À l’occasion de la COP29, Oxfam appelle les États à :
 

  • Réduire les émissions des plus riches. Introduire des impôts permanents sur le revenu et sur la fortune pour les 1 % les plus riches du monde, interdire ou taxer de manière dissuasive la consommation de produits de luxe à forte empreinte carbone (à commencer par les jets privés et les superyachts), et réglementer l’activité des entreprises et des fonds d’investissement pour qu’ils réduisent radicalement et équitablement leurs émissions de carbone.
     
  • Faire payer l’élite pollutocrate. Les besoins en matière de financement climat sont considérables et ne cessent de croître, en particulier dans les pays du Sud global qui subissent de plein fouet les pires effets de la crise climatique. Un impôt sur la fortune prélevé sur les millionnaires et les milliardaires du monde entier pourrait générer au moins 1 700 milliards de dollars par an. Une taxe spécifique sur les investissements dans les activités polluantes pourrait générer 100 milliards de dollars supplémentaires.
     
  • Réinventer nos économies. Depuis trop longtemps, notre système économique, conçu pour conférer toujours plus d’opulence aux riches et axé sur l’extraction des ressources et la consommation à outrance, compromet un avenir véritablement durable et équitable pour tous les êtres humains. Les gouvernements doivent s’engager à ce qu’à l’échelle internationale comme au sein des pays, les revenus des personnes appartenant au dixième le plus riche de la population ne dépassent pas ceux des 40 % les plus pauvres.
     

Notes aux rédactions

Téléchargez le rapport d’Oxfam intitulé Les inégalités carbone tuent ainsi que la note méthodologique.

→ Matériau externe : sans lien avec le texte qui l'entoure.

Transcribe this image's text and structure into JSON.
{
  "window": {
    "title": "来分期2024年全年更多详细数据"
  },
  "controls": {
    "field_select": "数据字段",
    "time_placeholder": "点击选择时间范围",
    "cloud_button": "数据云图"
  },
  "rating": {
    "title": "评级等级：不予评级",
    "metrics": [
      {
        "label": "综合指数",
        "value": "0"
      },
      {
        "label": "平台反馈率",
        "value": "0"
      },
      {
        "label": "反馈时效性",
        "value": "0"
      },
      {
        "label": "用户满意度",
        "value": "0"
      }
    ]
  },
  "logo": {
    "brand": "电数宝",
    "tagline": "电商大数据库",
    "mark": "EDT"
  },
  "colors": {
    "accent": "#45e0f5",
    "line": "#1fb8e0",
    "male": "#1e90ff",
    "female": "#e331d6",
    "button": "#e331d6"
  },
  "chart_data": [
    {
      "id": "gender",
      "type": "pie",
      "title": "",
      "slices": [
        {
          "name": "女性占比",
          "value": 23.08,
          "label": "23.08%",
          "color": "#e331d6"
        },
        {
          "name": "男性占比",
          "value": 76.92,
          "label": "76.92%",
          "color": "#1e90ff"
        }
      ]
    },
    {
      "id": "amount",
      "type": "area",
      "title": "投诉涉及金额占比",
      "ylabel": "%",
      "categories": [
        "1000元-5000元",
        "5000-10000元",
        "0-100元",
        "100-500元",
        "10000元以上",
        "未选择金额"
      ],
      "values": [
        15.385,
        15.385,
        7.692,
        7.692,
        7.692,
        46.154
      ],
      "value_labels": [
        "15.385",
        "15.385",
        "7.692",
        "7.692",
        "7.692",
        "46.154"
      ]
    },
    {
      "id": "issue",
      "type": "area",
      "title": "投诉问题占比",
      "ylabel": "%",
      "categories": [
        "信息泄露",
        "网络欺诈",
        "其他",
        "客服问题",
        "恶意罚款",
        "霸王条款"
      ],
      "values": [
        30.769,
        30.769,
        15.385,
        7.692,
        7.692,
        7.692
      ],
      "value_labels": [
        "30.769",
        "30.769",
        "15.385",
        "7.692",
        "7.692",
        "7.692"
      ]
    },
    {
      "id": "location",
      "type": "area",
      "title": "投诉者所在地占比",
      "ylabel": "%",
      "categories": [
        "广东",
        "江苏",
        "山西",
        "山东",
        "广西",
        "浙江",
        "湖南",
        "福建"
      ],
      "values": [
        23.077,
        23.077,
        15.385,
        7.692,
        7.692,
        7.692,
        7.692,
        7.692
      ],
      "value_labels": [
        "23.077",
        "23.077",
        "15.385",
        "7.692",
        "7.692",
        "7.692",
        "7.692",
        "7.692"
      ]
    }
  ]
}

Le rapport d’Oxfam montre que les 1 % les plus riches, soit 77 millions de personnes parmi lesquelles figurent des milliardaires, des millionnaires et des individus au revenu annuel supérieur ou égal à 310 000 dollars (140 000 dollars en parité de pouvoir d’achat), étaient responsables de 16 % des émissions mondiales totales de CO2 en 2019.

L’équivalent CO2 est une unité créée par le GIEC (groupe intergouvernemental d’experts sur l’évolution du climat). Les différents gaz à effet de serre n’ont pas le même impact sur l’effet de serre et ont une durée de vie dans l’atmosphère différente. Par exemple, le GIEC considère qu’une tonne de méthane (CH4) a un pouvoir de réchauffement global 28 fois plus élevé en moyenne qu’une tonne de CO2 sur une période de temps de 100 ans. L’unité CO2e uniformise et mesure donc leurs effets climatiques.

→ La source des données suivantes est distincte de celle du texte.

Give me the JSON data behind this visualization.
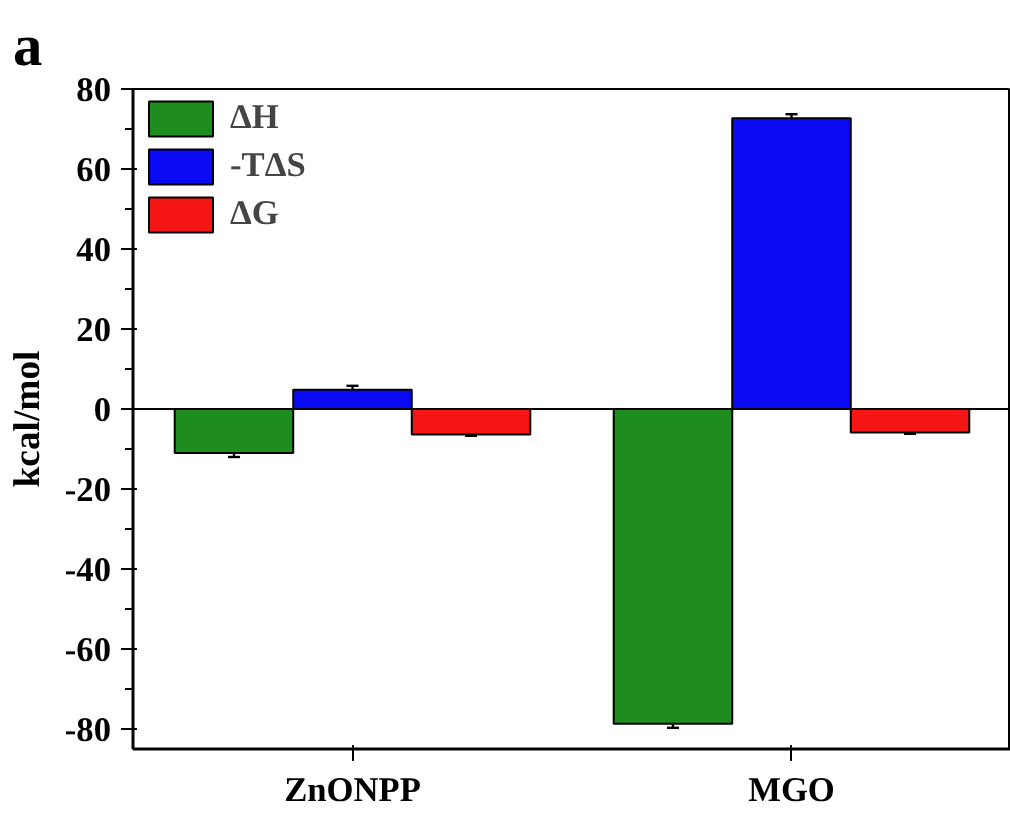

En moyenne, les investissements des milliardaires dans des industries polluantes, comme les combustibles fossiles et le ciment, sont deux fois supérieurs à la moyenne des investissements dans les entreprises de l’indice Standard & Poor 500.

Le rapport d'Oxfam donne une estimation des évolutions de la production économique (PIB), des rendements des principales variétés de cultures à l’échelle mondiale (nommément le maïs, le blé et le soja, qui figurent parmi les cultures les plus répandues dans le monde) et des taux de surmortalité dues à des changements de température qui peuvent être attribués aux émissions des plus riches. Les préjudices économiques sont exprimés en dollars internationaux ($), qui tiennent compte de la parité du pouvoir d’achat (PPA).

D’après l’Agence internationale pour les énergies renouvelables, si la richesse des milliardaires était investie dans les énergies renouvelables et les mesures d’efficacité énergétique d’ici 2030, elle pourrait couvrir la totalité du déficit de financement entre les engagements pris par les gouvernements et les investissements nécessaires pour maintenir le réchauffement de la planète en deçà de 1,5 ⁰C.

Les pays riches rechignent toujours à répondre aux demandes de réparation. Les activistes climat demandent aux pays du Nord de fournir au moins 5 000 milliards de dollars par an de financements publics en guise « d'acompte afin de rembourser leur dette climatique » à l’égard des pays, des personnes et des communautés des pays du Sud qui sont les plus touchés par le dérèglement climatique, alors qu’ils en sont les moins responsables.